Once the capsule is inside the body, an operator using radio controls and computer software can guide it to various locations, gathering two-dimensional image information and spectroscopic data along the way. Data is transmitted via video and radio signals to an external computer for use by an operator, who can make a diagnosis and instruct the device to render treatment to the affected area, such as the ablation of tissue using lasers or the binding of ruptured tissues with chemical glue, UV-cured epoxy materials, or photoionization techniques.
"The next step will be to use nanotechnology to make it even smaller," said Alfano, director of CCNY's Institute for Ultrafast Spectroscopy and Lasers, and principal investigator on the project. "The concept is to reduce the size of an endoscope from tabletop to watch to hand-held to pill to smaller, all using spectroscopy and LEDs. We're working from 280 nm to the infrared. Eventually, we want to do spectroscopy without moving parts, providing an endoscopy replacement that is less invasive, less costly, and more capable of scanning the entire digestive tract, from esophagus to colon."

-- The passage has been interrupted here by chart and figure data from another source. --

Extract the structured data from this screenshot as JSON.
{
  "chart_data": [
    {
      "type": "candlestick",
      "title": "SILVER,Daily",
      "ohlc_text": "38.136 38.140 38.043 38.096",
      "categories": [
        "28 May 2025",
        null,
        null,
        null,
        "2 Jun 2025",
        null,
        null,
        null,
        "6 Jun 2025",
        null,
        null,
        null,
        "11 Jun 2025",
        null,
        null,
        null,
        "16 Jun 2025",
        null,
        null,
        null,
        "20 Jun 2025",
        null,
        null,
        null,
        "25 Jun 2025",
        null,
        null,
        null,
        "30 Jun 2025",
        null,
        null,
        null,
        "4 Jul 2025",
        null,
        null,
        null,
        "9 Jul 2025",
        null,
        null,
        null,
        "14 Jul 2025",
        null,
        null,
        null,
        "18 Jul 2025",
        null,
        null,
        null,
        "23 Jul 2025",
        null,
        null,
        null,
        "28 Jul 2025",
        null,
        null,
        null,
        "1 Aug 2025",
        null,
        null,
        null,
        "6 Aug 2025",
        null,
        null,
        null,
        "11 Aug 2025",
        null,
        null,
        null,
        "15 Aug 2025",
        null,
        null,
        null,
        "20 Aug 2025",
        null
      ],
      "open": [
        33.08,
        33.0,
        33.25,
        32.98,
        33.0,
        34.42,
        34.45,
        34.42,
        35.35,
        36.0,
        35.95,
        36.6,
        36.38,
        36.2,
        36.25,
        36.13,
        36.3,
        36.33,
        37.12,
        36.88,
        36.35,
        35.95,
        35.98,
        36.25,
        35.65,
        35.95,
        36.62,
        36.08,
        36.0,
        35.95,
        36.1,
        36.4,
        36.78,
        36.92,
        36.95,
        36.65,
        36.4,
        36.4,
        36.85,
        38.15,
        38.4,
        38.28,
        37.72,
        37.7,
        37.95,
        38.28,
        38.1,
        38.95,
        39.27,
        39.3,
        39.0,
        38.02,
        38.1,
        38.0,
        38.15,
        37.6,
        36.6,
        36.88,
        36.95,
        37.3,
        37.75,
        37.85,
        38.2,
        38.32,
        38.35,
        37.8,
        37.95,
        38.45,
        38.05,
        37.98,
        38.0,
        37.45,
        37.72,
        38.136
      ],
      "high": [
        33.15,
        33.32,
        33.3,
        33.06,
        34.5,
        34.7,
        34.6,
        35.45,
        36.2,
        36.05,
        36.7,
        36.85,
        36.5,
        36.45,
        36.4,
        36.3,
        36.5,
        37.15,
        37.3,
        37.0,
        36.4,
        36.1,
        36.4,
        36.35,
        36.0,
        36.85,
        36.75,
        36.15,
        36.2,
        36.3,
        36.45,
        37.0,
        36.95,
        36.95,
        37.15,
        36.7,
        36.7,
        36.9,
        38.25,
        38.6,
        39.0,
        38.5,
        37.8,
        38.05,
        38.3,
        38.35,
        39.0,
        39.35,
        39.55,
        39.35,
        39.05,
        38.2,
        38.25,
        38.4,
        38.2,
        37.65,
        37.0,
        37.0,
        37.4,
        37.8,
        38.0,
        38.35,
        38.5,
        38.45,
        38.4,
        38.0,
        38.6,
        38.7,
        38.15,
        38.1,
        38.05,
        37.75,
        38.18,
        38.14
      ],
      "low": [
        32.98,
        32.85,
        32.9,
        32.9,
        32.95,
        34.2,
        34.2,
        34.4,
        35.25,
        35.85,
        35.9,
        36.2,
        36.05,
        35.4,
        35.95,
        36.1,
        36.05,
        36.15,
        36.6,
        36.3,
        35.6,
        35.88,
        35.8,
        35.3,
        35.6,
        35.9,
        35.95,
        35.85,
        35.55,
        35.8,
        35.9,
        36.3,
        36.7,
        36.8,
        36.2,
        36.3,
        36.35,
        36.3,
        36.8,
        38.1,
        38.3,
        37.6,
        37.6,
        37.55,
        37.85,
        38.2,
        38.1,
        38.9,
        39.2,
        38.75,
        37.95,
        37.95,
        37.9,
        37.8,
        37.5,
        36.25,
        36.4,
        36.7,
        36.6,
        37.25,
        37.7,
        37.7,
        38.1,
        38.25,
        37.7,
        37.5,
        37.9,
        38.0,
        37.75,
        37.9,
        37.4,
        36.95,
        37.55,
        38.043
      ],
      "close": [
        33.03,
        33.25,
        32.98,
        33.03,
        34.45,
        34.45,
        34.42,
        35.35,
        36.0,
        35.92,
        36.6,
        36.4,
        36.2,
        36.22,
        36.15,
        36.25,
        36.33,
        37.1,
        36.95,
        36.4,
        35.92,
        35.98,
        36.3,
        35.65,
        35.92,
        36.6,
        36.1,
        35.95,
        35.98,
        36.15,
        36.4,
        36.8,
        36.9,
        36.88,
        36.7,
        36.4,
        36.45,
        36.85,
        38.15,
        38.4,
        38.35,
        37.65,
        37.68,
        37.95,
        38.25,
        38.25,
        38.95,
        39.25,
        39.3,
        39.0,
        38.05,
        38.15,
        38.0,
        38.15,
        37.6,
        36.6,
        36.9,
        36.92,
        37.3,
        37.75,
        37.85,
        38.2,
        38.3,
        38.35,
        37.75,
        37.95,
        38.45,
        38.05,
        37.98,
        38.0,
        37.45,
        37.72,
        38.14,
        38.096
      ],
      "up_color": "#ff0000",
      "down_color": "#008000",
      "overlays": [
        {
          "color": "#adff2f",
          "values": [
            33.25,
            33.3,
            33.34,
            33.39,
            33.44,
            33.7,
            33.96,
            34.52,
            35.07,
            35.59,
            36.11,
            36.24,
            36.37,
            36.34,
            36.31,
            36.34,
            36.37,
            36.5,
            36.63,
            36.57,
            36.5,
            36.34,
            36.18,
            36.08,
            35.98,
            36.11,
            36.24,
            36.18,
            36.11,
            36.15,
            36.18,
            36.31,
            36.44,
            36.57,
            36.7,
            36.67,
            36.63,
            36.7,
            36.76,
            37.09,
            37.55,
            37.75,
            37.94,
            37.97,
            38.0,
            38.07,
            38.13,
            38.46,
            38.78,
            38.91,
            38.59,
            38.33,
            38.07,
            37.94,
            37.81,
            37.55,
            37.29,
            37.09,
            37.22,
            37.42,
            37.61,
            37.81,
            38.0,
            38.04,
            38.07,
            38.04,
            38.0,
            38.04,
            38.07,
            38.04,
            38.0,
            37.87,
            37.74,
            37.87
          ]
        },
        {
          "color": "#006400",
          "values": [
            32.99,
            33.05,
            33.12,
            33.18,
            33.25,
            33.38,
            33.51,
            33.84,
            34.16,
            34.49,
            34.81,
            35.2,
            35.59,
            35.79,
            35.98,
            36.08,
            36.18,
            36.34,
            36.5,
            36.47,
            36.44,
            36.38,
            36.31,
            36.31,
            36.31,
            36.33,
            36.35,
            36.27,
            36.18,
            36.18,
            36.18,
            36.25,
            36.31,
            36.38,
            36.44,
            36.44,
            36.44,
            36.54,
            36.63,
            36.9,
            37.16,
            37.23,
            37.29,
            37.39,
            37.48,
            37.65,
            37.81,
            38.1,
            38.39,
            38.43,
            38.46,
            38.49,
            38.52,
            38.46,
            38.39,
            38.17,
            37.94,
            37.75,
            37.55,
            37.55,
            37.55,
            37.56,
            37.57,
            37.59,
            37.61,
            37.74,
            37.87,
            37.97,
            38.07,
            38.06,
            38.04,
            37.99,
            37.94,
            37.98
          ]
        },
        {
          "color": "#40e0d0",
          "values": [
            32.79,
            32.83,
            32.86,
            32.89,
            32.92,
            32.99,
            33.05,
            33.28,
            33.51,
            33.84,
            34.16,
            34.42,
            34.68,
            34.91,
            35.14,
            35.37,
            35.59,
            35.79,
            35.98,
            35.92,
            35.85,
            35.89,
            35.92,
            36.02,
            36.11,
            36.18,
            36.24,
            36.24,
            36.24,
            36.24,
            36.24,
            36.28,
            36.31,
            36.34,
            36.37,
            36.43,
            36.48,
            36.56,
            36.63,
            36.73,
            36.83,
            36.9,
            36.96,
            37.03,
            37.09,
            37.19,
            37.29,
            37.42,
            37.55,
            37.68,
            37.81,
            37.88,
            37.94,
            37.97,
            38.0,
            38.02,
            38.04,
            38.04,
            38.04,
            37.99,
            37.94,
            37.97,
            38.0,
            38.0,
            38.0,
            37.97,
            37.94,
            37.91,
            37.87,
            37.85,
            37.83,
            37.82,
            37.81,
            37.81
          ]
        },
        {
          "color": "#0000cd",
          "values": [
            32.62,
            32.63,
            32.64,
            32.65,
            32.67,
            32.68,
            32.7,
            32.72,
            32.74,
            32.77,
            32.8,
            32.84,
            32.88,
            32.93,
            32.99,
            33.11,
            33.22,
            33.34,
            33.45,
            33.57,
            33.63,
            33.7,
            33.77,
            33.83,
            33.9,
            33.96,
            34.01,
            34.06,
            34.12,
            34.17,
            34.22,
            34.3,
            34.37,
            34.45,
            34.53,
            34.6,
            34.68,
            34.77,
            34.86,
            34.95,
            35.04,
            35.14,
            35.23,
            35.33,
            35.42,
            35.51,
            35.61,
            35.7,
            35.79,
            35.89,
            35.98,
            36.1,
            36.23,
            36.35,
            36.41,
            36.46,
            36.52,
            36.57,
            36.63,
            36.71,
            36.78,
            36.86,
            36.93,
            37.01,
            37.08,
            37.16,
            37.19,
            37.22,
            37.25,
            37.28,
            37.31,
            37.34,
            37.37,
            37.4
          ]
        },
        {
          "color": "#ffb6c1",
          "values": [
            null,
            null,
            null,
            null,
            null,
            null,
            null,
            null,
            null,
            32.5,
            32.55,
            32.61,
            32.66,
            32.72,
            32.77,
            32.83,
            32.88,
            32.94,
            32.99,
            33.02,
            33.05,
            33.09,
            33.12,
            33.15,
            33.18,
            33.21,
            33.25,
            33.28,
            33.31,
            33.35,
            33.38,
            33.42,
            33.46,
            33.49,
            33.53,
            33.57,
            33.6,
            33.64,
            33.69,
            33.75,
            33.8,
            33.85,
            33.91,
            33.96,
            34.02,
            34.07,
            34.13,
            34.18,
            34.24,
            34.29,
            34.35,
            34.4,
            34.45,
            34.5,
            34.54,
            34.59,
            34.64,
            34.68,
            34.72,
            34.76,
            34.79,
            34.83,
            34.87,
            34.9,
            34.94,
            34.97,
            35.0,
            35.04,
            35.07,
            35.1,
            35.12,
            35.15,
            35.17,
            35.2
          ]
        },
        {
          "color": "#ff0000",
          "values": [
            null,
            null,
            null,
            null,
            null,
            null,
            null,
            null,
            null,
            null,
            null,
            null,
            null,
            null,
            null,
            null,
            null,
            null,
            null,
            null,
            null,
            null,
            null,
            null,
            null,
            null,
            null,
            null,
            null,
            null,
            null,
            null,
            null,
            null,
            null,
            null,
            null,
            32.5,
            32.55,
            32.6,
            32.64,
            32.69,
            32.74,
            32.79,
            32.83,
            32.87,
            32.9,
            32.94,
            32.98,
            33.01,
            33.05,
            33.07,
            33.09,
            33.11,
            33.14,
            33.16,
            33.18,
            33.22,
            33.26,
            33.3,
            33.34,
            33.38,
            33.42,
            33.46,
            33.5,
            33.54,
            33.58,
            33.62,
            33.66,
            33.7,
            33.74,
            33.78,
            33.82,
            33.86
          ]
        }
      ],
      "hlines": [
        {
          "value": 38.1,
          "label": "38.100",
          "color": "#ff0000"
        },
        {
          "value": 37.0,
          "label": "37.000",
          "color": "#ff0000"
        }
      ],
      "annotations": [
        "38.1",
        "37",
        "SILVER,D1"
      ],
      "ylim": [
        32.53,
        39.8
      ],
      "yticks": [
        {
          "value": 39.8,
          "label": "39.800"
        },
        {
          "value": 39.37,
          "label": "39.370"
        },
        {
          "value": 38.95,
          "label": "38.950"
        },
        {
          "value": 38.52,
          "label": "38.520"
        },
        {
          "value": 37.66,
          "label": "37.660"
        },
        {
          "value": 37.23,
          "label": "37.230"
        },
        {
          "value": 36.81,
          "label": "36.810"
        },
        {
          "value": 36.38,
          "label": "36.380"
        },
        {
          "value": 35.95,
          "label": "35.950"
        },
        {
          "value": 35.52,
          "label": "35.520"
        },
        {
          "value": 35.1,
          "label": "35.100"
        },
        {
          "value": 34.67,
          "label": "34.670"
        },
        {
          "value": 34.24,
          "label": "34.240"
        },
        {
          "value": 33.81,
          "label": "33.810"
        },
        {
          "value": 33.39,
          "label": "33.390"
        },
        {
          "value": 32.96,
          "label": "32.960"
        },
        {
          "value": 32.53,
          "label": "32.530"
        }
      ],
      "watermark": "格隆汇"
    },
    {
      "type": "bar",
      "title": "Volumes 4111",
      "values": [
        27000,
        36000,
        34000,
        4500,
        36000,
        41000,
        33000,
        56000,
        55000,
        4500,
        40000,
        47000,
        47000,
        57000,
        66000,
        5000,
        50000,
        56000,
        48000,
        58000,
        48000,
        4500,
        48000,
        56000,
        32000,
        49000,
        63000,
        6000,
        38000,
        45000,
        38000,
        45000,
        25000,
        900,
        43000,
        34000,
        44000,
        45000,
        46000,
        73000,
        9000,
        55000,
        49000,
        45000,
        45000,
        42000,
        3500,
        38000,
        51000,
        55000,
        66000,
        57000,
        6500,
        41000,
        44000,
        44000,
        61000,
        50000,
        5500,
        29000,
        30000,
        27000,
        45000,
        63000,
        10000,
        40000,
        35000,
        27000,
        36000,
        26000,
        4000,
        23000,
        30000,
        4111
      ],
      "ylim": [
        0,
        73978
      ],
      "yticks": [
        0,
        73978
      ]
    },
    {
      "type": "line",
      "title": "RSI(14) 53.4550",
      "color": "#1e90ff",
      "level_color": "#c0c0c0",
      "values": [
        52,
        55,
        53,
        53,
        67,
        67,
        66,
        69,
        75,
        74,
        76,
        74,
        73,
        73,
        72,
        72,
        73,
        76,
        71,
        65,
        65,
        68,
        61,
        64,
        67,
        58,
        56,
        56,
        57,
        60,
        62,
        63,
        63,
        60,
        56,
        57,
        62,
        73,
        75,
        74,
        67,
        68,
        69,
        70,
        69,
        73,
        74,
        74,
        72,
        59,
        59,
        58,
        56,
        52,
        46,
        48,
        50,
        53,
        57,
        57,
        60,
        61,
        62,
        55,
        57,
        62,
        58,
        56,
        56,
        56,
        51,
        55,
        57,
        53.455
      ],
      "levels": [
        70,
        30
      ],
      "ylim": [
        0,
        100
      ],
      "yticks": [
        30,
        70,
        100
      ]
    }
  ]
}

In the detection and monitoring of cancer, future versions of the CPE will be able to evaluate subsurface skin lesions, according to Alfano. Analysis of images acquired with different-wavelength illumination can be used to determine the depth of skin lesions, an important factor in the treatment of melanoma.
"The objective is not just to shine light and get an image, but to send out colors, to explore inside the body and come up with answers, and then instruct the device to treat the problem," Alfano said.